I have spent a lot of time with Need for Speed and Forza over the years, and The Crew Motorfest scratches the same itch while feeling genuinely current. The Hawaii setting gives it a visual identity that holds up on a good display, and the playlist structure means you can spend twenty minutes doing something completely different from what you did yesterday without the game losing its shape. It is always online, which I understand bothers some people, but servers are still active and you will not run into dead lobbies. For a subscription pick with no extra cost, this is the one I would tell a friend to download first. Nothing else in the PS Plus racing catalog comes close to this level of breadth.
“A massive motorsport sandbox that gives subscribers absurd variety.”
The Crew 2 does something most racing games do not bother with: it lets you switch between cars, boats, planes, and bikes within the same open world, and it does so without feeling gimmicky. I went in expecting to ignore everything except the cars and ended up spending a full session on speedboats because the handling model was better than I expected. Racing is unquestionably the core of what this game is, just interpreted across more vehicle types than usual. It is older than Motorfest and it shows in some of the surface polish, but the sheer volume of content available for free through PS Plus makes it an easy second place. If you burn through Motorfest and want more open-road variety, this is the obvious next step.
“The serious GT sim in a catalog full of easier crowd-pleasers.”
This is the one on the list I would not recommend to everyone, and that is exactly why it deserves third place. ACC has the highest racing quality score here for a reason: the handling model is genuinely excellent, tire behavior changes lap by lap, and nailing a clean sector time on a circuit you have learned properly feels like something the more forgiving games on this list simply cannot replicate. I play with a DualSense and the adaptive triggers do real work here, giving you brake pressure feedback that actually tells you something useful. The onboarding is rough, no question. Your first few sessions will involve a lot of spinning in the gravel. But if you have any interest in what real GT racing feels like, this is the closest PS Plus gets.

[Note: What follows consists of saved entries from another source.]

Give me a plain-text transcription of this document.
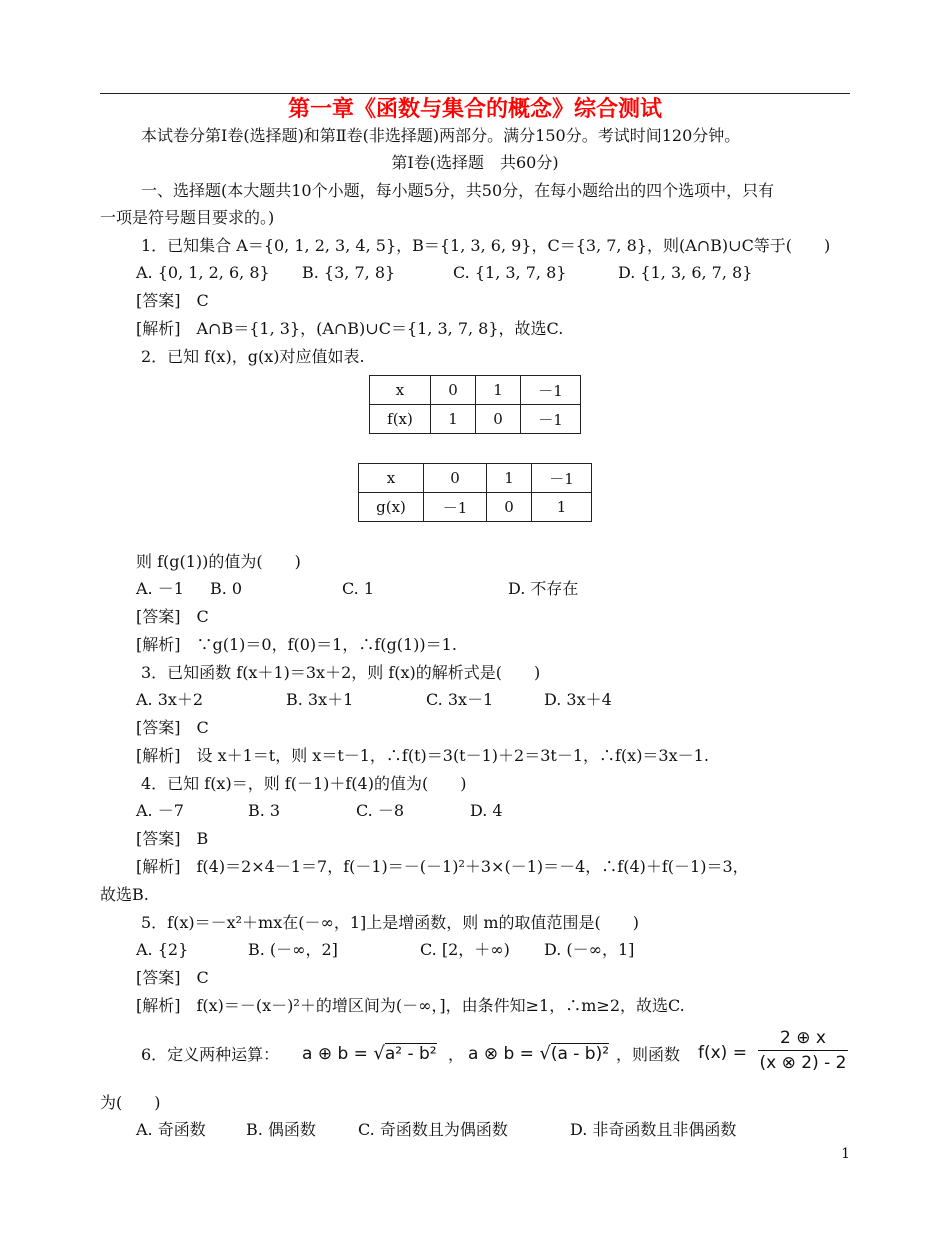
第一章《函数与集合的概念》综合测试
本试卷分第Ⅰ卷(选择题)和第Ⅱ卷(非选择题)两部分。满分150分。考试时间120分钟。
第Ⅰ卷(选择题　共60分)
一、选择题(本大题共10个小题，每小题5分，共50分，在每小题给出的四个选项中，只有
一项是符号题目要求的。)
1．已知集合 A＝{0, 1, 2, 3, 4, 5}，B＝{1, 3, 6, 9}，C＝{3, 7, 8}，则(A∩B)∪C等于(　　)
A. {0, 1, 2, 6, 8} B. {3, 7, 8}	C. {1, 3, 7, 8}	D. {1, 3, 6, 7, 8}
[答案]　C
[解析]　A∩B＝{1, 3}，(A∩B)∪C＝{1, 3, 7, 8}，故选C.
2．已知 f(x)，g(x)对应值如表.
x	0	1	－1
f(x)	1	0	－1
x	0	1	－1
g(x)	－1	0	1
则 f(g(1))的值为(　　)
A. －1 B. 0	C. 1	D. 不存在
[答案]　C
[解析]　∵g(1)＝0，f(0)＝1，∴f(g(1))＝1.
3．已知函数 f(x＋1)＝3x＋2，则 f(x)的解析式是(　　)
A. 3x＋2	B. 3x＋1	C. 3x－1	D. 3x＋4
[答案]　C
[解析]　设 x＋1＝t，则 x＝t－1，∴f(t)＝3(t－1)＋2＝3t－1，∴f(x)＝3x－1.
4．已知 f(x)＝，则 f(－1)＋f(4)的值为(　　)
A. －7	B. 3	C. －8	D. 4
[答案]　B
[解析]　f(4)＝2×4－1＝7，f(－1)＝－(－1)²＋3×(－1)＝－4，∴f(4)＋f(－1)＝3，
故选B.
5．f(x)＝－x²＋mx在(－∞，1]上是增函数，则 m的取值范围是(　　)
A. {2}	B. (－∞，2]	C. [2，＋∞) D. (－∞，1]
[答案]　C
[解析]　f(x)＝－(x－)²＋的增区间为(－∞，]，由条件知≥1，∴m≥2，故选C.
6．定义两种运算： a ⊕ b = √a² - b² ， a ⊗ b = √(a - b)² ，则函数 $f(x) = \frac{2 \oplus x}{(x \otimes 2) - 2}$
为(　　)
A. 奇函数	B. 偶函数	C. 奇函数且为偶函数	D. 非奇函数且非偶函数
1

“The fresh MotoGP fix that gives PS Plus real two-wheel representation.”
Two-wheel racing is its own thing. Braking points are different, lean angle is everything, and the moment you try to muscle a bike through a corner like you would a car, the rear steps out and you are watching your rider slide across the tarmac. MotoGP 25 captures that feeling without making it completely inaccessible, and the licensed calendar gives you real circuits and real names to race against. I am not a dedicated MotoGP viewer but I know Mugello and Valencia well enough from games, and the track representation here is solid. Nothing else in this PS Plus catalog covers bikes at this level. That alone justifies its placement, even accounting for an accessibility score that is honestly a bit optimistic if you go in without assists.
“Pure retry-driven speedruns with razor-sharp arcade precision.”

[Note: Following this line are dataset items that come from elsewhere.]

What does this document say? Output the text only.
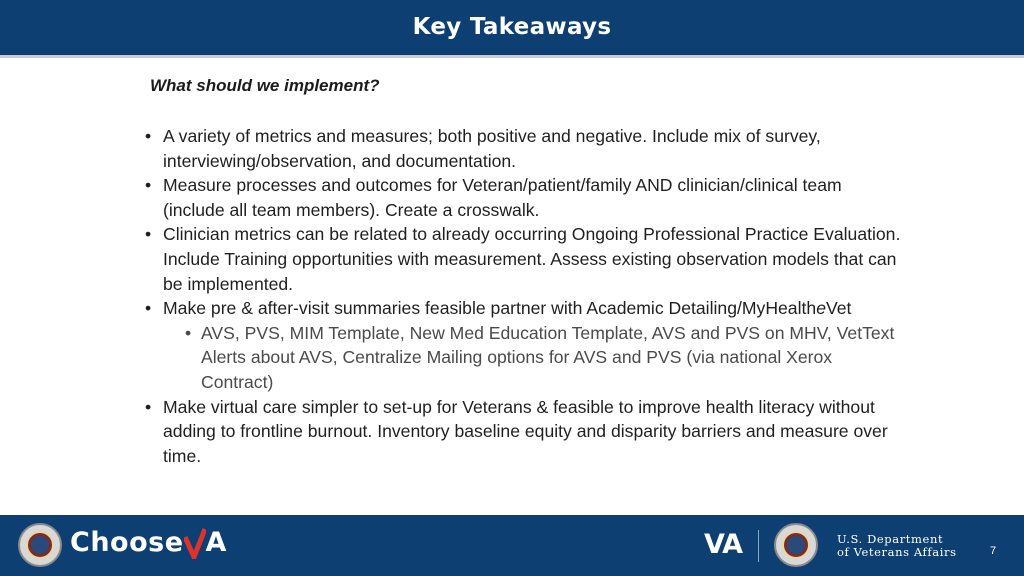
Key Takeaways
What should we implement?
• A variety of metrics and measures; both positive and negative. Include mix of survey, interviewing/observation, and documentation.
• Measure processes and outcomes for Veteran/patient/family AND clinician/clinical team (include all team members). Create a crosswalk.
• Clinician metrics can be related to already occurring Ongoing Professional Practice Evaluation. Include Training opportunities with measurement. Assess existing observation models that can be implemented.
• Make pre & after-visit summaries feasible partner with Academic Detailing/MyHealtheVet
• AVS, PVS, MIM Template, New Med Education Template, AVS and PVS on MHV, VetText Alerts about AVS, Centralize Mailing options for AVS and PVS (via national Xerox Contract)
• Make virtual care simpler to set-up for Veterans & feasible to improve health literacy without adding to frontline burnout. Inventory baseline equity and disparity barriers and measure over time.
Choose A	VA	U.S. Department
of Veterans Affairs	7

Trackmania Turbo is what happens when a racing game decides that traditional race structures are not the point. The point is the next tenth of a second. You get a track, you run it, you see where you lost time, and you run it again. Three minutes later you have shaved half a second and you cannot stop. I brought this to a LAN session once expecting people to bounce off it and instead we lost an hour to leaderboard competition on the same six tracks. The handling is clean and precise in a way that rewards actual skill rather than memorized braking points. It is not a deep career game and it will not satisfy someone who wants a vehicle collection, but as a pure expression of what makes racing games feel good, it belongs in the top half of this list.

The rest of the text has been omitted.